Compulsory arbitration. In its previous comments, the Committee had noted that the Government indicated that the Law on the Peaceful Settlement of Labour Disputes establishes a National Mediation Agency before which disputes pertaining to the exercise of the right to strike are settled. It also noted that, while the new Labour Act of 2005 provides that the parties to a dispute can make an independent decision on whether to bring their dispute to arbitration, in the activities of general interest (i.e. power-generating industry, water supply, transportation, radio–television media founded by the State, the autonomous provinces or local self-administration units, the postal, telegraph and telecommunication services, utilities, production of basic food products, medical and veterinary protection, education, social care of children and social protection and activities of special importance for the defence and security of the State), there is an obligation for the parties to bring the dispute to this Agency for conciliation.
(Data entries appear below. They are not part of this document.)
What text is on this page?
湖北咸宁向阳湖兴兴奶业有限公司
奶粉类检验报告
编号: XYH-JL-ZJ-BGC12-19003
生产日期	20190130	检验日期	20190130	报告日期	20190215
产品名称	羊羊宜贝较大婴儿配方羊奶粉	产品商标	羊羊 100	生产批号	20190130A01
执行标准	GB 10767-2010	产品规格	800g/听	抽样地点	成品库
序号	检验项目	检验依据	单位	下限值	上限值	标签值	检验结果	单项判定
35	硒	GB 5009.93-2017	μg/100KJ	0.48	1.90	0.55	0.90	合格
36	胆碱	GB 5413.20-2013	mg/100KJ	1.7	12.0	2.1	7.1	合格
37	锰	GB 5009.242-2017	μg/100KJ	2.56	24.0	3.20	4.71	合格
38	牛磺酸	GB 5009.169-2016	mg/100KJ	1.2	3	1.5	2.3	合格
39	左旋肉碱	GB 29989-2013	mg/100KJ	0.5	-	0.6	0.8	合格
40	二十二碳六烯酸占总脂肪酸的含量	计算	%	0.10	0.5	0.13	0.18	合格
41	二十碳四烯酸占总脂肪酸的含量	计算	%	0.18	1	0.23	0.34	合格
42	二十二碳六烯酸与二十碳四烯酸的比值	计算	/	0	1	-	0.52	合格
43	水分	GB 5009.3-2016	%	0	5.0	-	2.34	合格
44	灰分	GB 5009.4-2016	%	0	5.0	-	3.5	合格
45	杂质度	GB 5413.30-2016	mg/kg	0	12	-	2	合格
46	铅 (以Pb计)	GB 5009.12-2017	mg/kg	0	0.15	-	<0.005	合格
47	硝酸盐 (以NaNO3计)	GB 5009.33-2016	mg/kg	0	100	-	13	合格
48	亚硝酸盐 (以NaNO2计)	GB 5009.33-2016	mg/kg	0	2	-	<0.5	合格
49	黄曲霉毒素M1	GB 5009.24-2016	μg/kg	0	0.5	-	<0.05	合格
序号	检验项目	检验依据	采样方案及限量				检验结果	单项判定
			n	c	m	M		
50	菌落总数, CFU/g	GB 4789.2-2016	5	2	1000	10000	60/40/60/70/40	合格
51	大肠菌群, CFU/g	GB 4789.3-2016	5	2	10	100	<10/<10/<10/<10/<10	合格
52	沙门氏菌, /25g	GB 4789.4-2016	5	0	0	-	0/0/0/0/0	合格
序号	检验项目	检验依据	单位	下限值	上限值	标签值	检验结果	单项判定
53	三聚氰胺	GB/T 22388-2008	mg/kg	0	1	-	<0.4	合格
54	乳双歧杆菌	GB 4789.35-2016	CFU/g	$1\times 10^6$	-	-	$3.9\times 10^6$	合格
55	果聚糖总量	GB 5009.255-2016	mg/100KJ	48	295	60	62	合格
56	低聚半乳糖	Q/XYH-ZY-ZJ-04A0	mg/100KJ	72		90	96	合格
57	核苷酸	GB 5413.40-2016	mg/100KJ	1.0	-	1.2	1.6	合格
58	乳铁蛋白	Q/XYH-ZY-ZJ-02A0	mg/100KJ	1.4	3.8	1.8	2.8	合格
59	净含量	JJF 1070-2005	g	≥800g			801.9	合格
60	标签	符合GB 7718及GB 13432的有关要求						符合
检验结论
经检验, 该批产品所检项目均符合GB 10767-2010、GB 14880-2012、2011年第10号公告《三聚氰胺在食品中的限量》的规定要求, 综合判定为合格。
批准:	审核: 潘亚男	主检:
The Committee also noted that the Government indicated that the law does not however prevent employees from going on strike while their dispute is being settled peacefully. The Committee had requested the Government to specify whether the decisions issued by the National Mediation Agency are final and binding on the parties, thus rendering the continuation of a strike impossible. The Committee notes that the Government indicates in its report that: (i) according to the amendments made to the Law on Labour Dispute Mediation dated 24 December 2009, in case of dispute in activities of general interest, the parties are bound to initiate a mediation proceeding before the Mediation Committee; (ii) the decision which the Mediation Committee shall take in the form of a recommendation is not binding for the parties, nor is a condition for beginning a strike or for its continuance; and (iii) in 2009, the National Mediation Agency mediated in 12 collective disputes implying a threat of strike or in which large-scale strikes had already started. The Committee requests the Government to provide a copy of the Law on Labour Dispute Mediation as amended on 24 December 2009, with its next report.

Finally, the Committee notes the adoption, in July 2009, of the Law on Associations. The Committee understands that this law does not apply to trade unions and employers’ organizations, since these organizations are already covered by special laws (section 2, paragraph 2). The Committee requests the Government to confirm in its next report that the 2009 Law on Association does not apply to trade unions and employers’ organizations.